Alexia didn't join them for dinner, so Grayson took her meal down to her, and a glass of white wine. She was sitting at her computer, reviewing something on the monitor. "Brought you dinner," he said, and he put her food down on the desk. "Ran into Jill Valentine."

She looked up at him. "Hardly surprised," Alexia said coolly.

"P.A.B.S is investigating you," he said.

"They're investigating anyone with even a tangential connection to Umbrella. Wouldn't be surprised if they were investigating Spencer's bloody cat." She looked at the food and the wine, and said, "Looks absolutely delicious. Thank you, Grayson."

"Dad made it," he said.

"I keep telling Scott to take it easy. The man doesn't listen."

"Jill also mentioned Sherry Birkin."

Alexia stared at him.

"They don't know she's here, but Jill suspects you've got something to do with it. But I think it's just a blind hunch."

She gestured at the screen. It was an article about a woman named Catherine Simmons, that she'd been found dead in her home in the early hours of yesterday morning. Authorities had initially ruled it as a suicide, the article said, but new evidence suggested foul-play.

"Who's she?"

"Remember that estranged cousin of mine, the one married to Derek C. Simmons?"

"Shit.
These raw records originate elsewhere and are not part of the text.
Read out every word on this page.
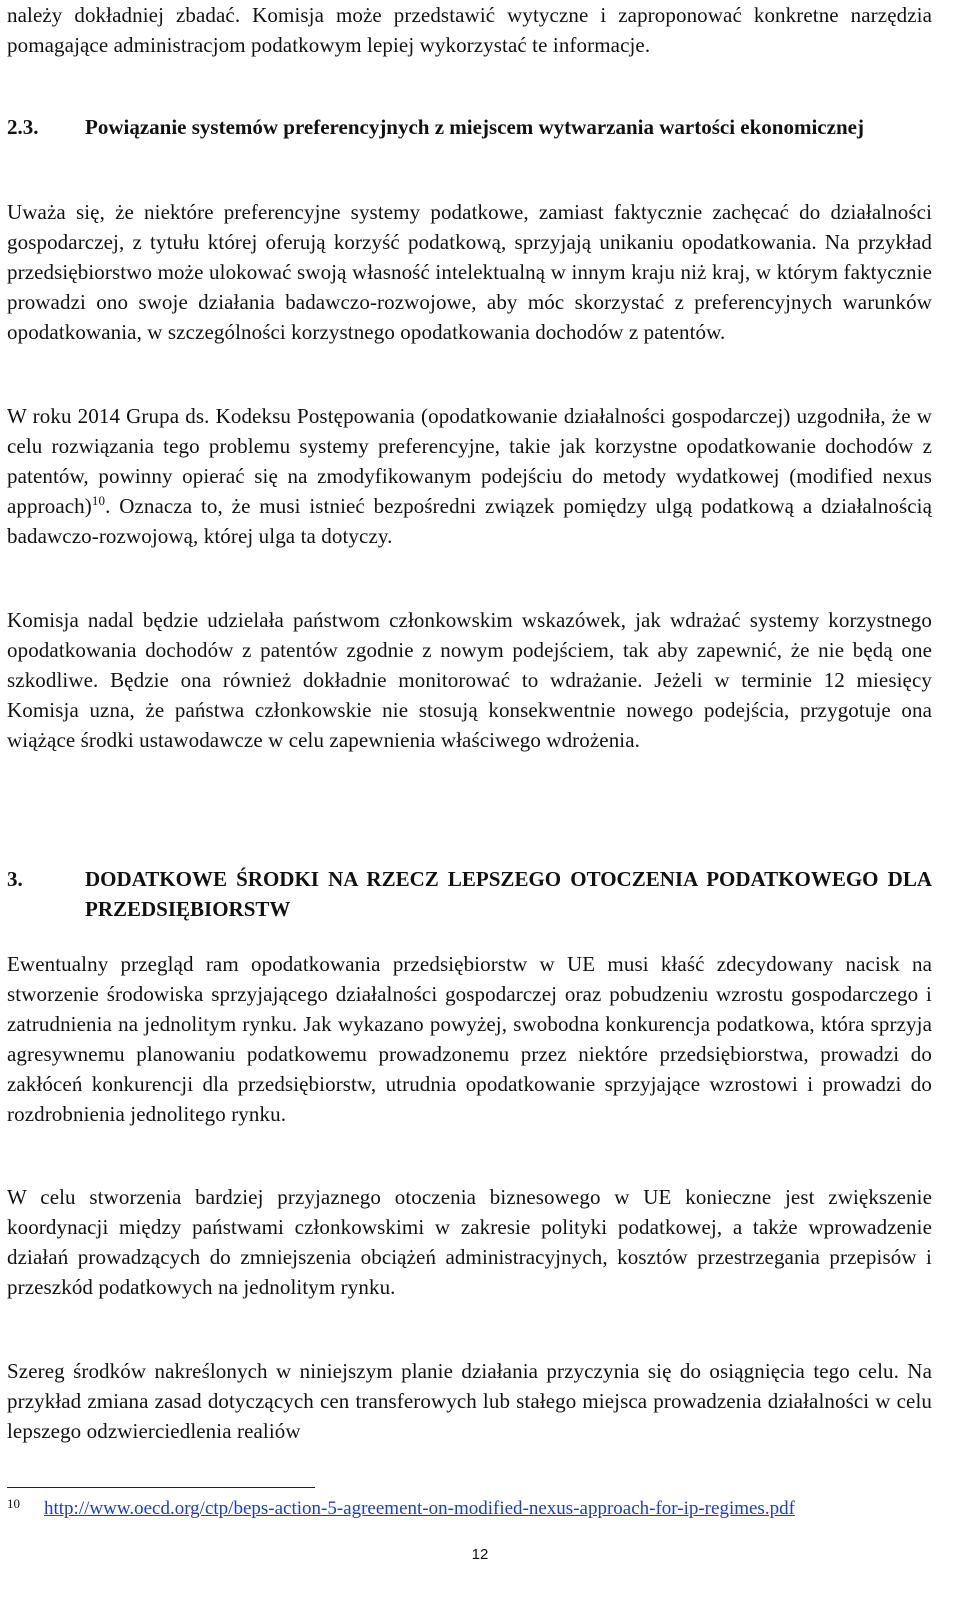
należy dokładniej zbadać. Komisja może przedstawić wytyczne i zaproponować konkretne narzędzia pomagające administracjom podatkowym lepiej wykorzystać te informacje.

2.3. Powiązanie systemów preferencyjnych z miejscem wytwarzania wartości ekonomicznej

Uważa się, że niektóre preferencyjne systemy podatkowe, zamiast faktycznie zachęcać do działalności gospodarczej, z tytułu której oferują korzyść podatkową, sprzyjają unikaniu opodatkowania. Na przykład przedsiębiorstwo może ulokować swoją własność intelektualną w innym kraju niż kraj, w którym faktycznie prowadzi ono swoje działania badawczo-rozwojowe, aby móc skorzystać z preferencyjnych warunków opodatkowania, w szczególności korzystnego opodatkowania dochodów z patentów.

W roku 2014 Grupa ds. Kodeksu Postępowania (opodatkowanie działalności gospodarczej) uzgodniła, że w celu rozwiązania tego problemu systemy preferencyjne, takie jak korzystne opodatkowanie dochodów z patentów, powinny opierać się na zmodyfikowanym podejściu do metody wydatkowej (modified nexus approach)$^{10}$. Oznacza to, że musi istnieć bezpośredni związek pomiędzy ulgą podatkową a działalnością badawczo-rozwojową, której ulga ta dotyczy.

Komisja nadal będzie udzielała państwom członkowskim wskazówek, jak wdrażać systemy korzystnego opodatkowania dochodów z patentów zgodnie z nowym podejściem, tak aby zapewnić, że nie będą one szkodliwe. Będzie ona również dokładnie monitorować to wdrażanie. Jeżeli w terminie 12 miesięcy Komisja uzna, że państwa członkowskie nie stosują konsekwentnie nowego podejścia, przygotuje ona wiążące środki ustawodawcze w celu zapewnienia właściwego wdrożenia.

3.	DODATKOWE ŚRODKI NA RZECZ LEPSZEGO OTOCZENIA PODATKOWEGO DLA PRZEDSIĘBIORSTW

Ewentualny przegląd ram opodatkowania przedsiębiorstw w UE musi kłaść zdecydowany nacisk na stworzenie środowiska sprzyjającego działalności gospodarczej oraz pobudzeniu wzrostu gospodarczego i zatrudnienia na jednolitym rynku. Jak wykazano powyżej, swobodna konkurencja podatkowa, która sprzyja agresywnemu planowaniu podatkowemu prowadzonemu przez niektóre przedsiębiorstwa, prowadzi do zakłóceń konkurencji dla przedsiębiorstw, utrudnia opodatkowanie sprzyjające wzrostowi i prowadzi do rozdrobnienia jednolitego rynku.

W celu stworzenia bardziej przyjaznego otoczenia biznesowego w UE konieczne jest zwiększenie koordynacji między państwami członkowskimi w zakresie polityki podatkowej, a także wprowadzenie działań prowadzących do zmniejszenia obciążeń administracyjnych, kosztów przestrzegania przepisów i przeszkód podatkowych na jednolitym rynku.

Szereg środków nakreślonych w niniejszym planie działania przyczynia się do osiągnięcia tego celu. Na przykład zmiana zasad dotyczących cen transferowych lub stałego miejsca prowadzenia działalności w celu lepszego odzwierciedlenia realiów

10 http://www.oecd.org/ctp/beps-action-5-agreement-on-modified-nexus-approach-for-ip-regimes.pdf
12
I'm sorry, Lex."

"Don't be. I hardly knew the woman. I'm only bringing this up because it might have something to do with Sherry."

"Why would your estranged cousin's death have anything to do with Sherry?"

"She was the one who arranged for Sherry's return to you," Alexia said, forking pasta into her mouth and chewing thoughtfully. She swallowed, slow, and sipped her wine. "Derek, her husband, wanted guardianship of Sherry," she continued, absently tracing the rim of her glass with a finger. "Likely for the G-Virus. He was also one of the politicians behind the missile strike that wiped Raccoon City from the map."

"You think he's using P.A.B.S to smoke out Sherry?"

"It's possible," Alexia said. "But I'm not sure. I feel as if there's something more going on."